After the theft, the assets are run through several DEX swaps and mixers before being withdrawn to clean wallets. The most interesting thing is that victims often can't even trace their tokens due to their non-fungibility.
Part 7. How to identify such schemes (for defenders)
AML specialists and crypto exchanges are gradually learning to identify these schemes. Here are the key indicators:| Indicator | What does it mean | Scheme type |
|---|---|---|
| One address controls 10+ secondary wallets | Preparing for Wash Trading | NFT laundering |
| Strange activity in the metaverses | Purchasing land without any signs of development on the site | Laundering in the metaverses |
| Cyclic transfers between wallets | Movement of funds between a pair of wallets with pauses | Common feature |
| A sharp increase in the price of a collection without objective reasons | Wash Trading Manipulation | NFT laundering |
| Layering DeFi transactions | Routing through anonymous wallets in games | Money laundering in crypto games |
Major platforms have already begun implementing KYC for large NFT sellers, implementing algorithms to detect anomalous address clusters, and blocking suspicious P2P transactions in their applications.

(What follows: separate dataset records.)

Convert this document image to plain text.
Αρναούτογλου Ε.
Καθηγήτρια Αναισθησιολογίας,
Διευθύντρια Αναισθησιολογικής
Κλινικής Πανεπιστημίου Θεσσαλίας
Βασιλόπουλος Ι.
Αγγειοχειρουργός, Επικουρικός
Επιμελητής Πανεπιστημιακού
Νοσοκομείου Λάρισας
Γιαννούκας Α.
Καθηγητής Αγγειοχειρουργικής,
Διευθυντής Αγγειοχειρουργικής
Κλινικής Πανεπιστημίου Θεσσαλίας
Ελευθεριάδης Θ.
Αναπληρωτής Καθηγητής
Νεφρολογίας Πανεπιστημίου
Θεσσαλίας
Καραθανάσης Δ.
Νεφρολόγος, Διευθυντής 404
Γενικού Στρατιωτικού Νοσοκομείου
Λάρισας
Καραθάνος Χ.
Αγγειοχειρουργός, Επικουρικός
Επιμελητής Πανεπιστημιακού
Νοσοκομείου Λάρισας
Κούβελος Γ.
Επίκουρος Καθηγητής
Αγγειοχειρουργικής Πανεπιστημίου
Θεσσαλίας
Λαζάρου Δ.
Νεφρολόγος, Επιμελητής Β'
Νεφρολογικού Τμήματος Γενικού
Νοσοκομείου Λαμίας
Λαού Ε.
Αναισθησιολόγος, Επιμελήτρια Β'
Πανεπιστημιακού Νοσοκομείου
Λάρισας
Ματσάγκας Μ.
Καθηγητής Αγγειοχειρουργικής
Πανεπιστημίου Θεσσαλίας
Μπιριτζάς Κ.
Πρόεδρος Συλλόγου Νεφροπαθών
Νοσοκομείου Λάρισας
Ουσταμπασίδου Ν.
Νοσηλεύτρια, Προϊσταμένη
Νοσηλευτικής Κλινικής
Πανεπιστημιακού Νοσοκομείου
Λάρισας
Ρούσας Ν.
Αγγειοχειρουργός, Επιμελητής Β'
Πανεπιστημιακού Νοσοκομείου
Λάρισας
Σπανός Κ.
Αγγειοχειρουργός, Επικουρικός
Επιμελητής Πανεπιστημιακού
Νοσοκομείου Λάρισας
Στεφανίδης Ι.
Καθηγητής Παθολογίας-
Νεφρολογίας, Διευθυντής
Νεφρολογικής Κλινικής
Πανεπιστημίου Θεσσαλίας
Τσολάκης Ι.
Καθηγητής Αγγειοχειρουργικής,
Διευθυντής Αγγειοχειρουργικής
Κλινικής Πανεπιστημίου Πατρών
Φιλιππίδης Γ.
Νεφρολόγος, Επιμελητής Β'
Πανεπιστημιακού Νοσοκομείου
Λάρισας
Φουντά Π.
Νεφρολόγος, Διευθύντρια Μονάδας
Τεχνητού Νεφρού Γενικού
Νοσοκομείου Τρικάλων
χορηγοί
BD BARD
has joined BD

Part 8. OPSEC and the Checklist
If you want to legally invest in NFTs or simply protect yourself from these schemes:- Review the wallet's history. If the address has been involved in suspicious transactions or has been seen engaging in wash trading, avoid contacting it.
- Use blockchain analytics. Services like Chainalysis and Elliptic can show whether a wallet is involved in malicious transactions.

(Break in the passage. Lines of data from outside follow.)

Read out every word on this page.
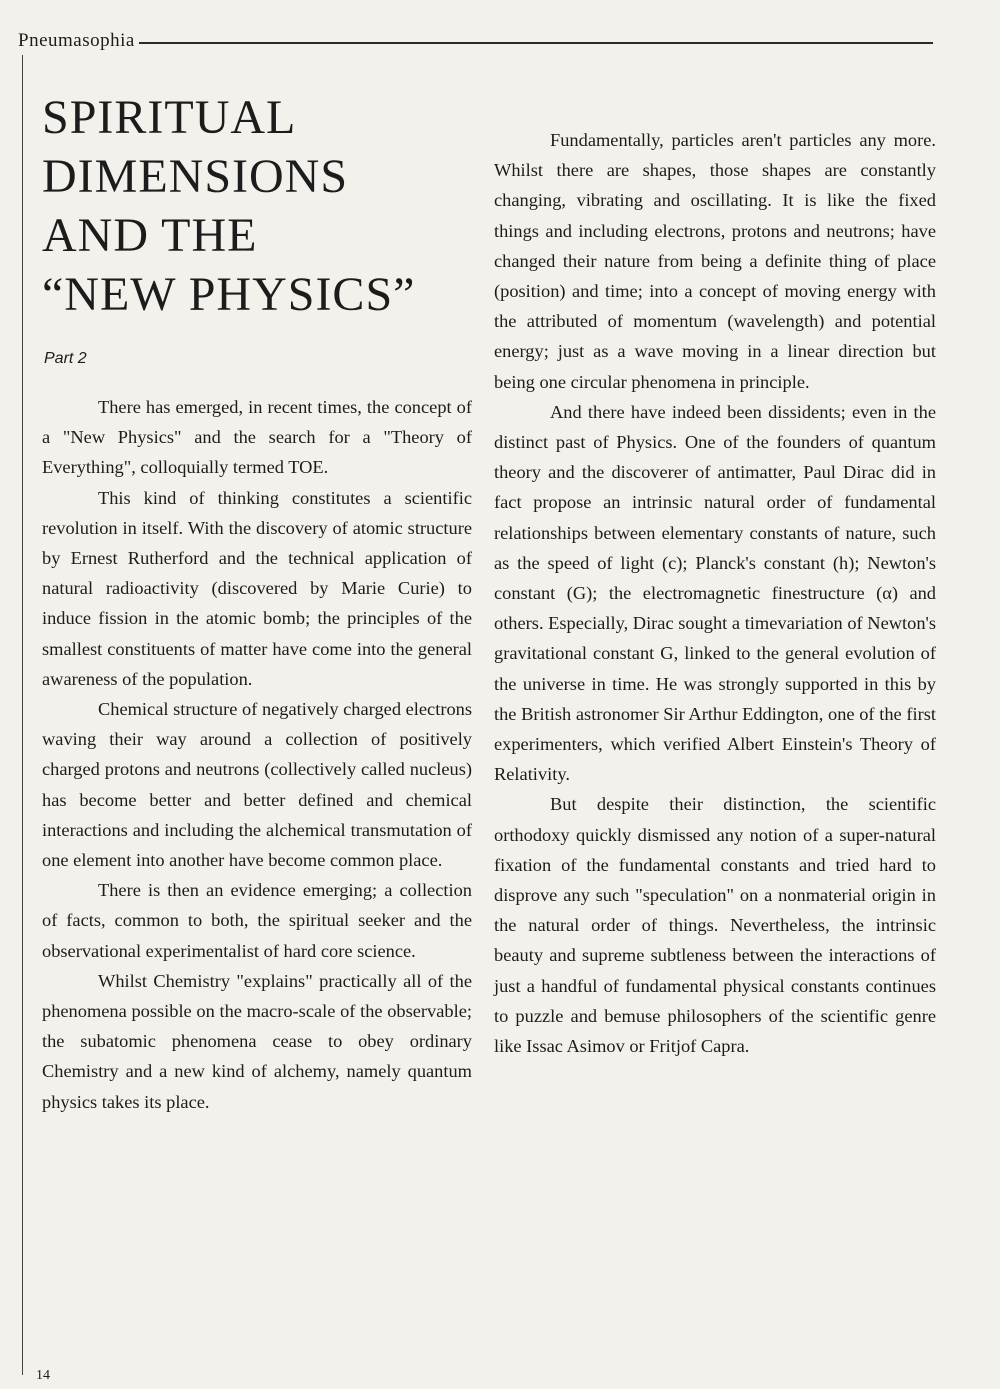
Pneumasophia
SPIRITUAL
DIMENSIONS
AND THE
“NEW PHYSICS”
Part 2

There has emerged, in recent times, the concept of a "New Physics" and the search for a "Theory of Everything", colloquially termed TOE.

This kind of thinking constitutes a scientific revolution in itself. With the discovery of atomic structure by Ernest Rutherford and the technical application of natural radioactivity (discovered by Marie Curie) to induce fission in the atomic bomb; the principles of the smallest constituents of matter have come into the general awareness of the population.

Chemical structure of negatively charged electrons waving their way around a collection of positively charged protons and neutrons (collectively called nucleus) has become better and better defined and chemical interactions and including the alchemical transmutation of one element into another have become common place.

There is then an evidence emerging; a collection of facts, common to both, the spiritual seeker and the observational experimentalist of hard core science.

Whilst Chemistry "explains" practically all of the phenomena possible on the macro-scale of the observable; the subatomic phenomena cease to obey ordinary Chemistry and a new kind of alchemy, namely quantum physics takes its place.

Fundamentally, particles aren't particles any more. Whilst there are shapes, those shapes are constantly changing, vibrating and oscillating. It is like the fixed things and including electrons, protons and neutrons; have changed their nature from being a definite thing of place (position) and time; into a concept of moving energy with the attributed of momentum (wavelength) and potential energy; just as a wave moving in a linear direction but being one circular phenomena in principle.

And there have indeed been dissidents; even in the distinct past of Physics. One of the founders of quantum theory and the discoverer of antimatter, Paul Dirac did in fact propose an intrinsic natural order of fundamental relationships between elementary constants of nature, such as the speed of light (c); Planck's constant (h); Newton's constant (G); the electromagnetic finestructure (α) and others. Especially, Dirac sought a timevariation of Newton's gravitational constant G, linked to the general evolution of the universe in time. He was strongly supported in this by the British astronomer Sir Arthur Eddington, one of the first experimenters, which verified Albert Einstein's Theory of Relativity.

But despite their distinction, the scientific orthodoxy quickly dismissed any notion of a super-natural fixation of the fundamental constants and tried hard to disprove any such "speculation" on a nonmaterial origin in the natural order of things. Nevertheless, the intrinsic beauty and supreme subtleness between the interactions of just a handful of fundamental physical constants continues to puzzle and bemuse philosophers of the scientific genre like Issac Asimov or Fritjof Capra.

14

- Never approve suspicious NFT contracts. It's the easiest way to lose all your funds.
- Store your NFTs in cold wallets. Don't keep expensive assets in Metamask hot wallets.
- Don't let yourself be intimidated. If anyone threatens to disclose your data, blackmails you, or manipulates you emotionally, contact support immediately.
Summary
NFTs and crypto games have become a veritable Eldorado for money launderers. Wash trading on OpenSea and Blur, fictitious virtual real estate, the hacked crypto game Axie Infinity, rug pulls worth millions of dollars — all part of a global system for concealing illicit proceeds. By 2026, regulators were only just beginning to understand the scale of the problem, but criminals were already years ahead.A quick one-line reminder:
“NFTs and crypto games aren’t just hype, they’re a gigantic laundromat. Wash trading on Blur rakes in billions, virtual land disguises transfers. Groups like Lazarus steal $600 million through bugs, and rug pulls collect millions on empty promises. Play, buy, sell, but be aware: behind every NFT you own could be a dirty trail that will sooner or later be traced back to you if you’re not careful.”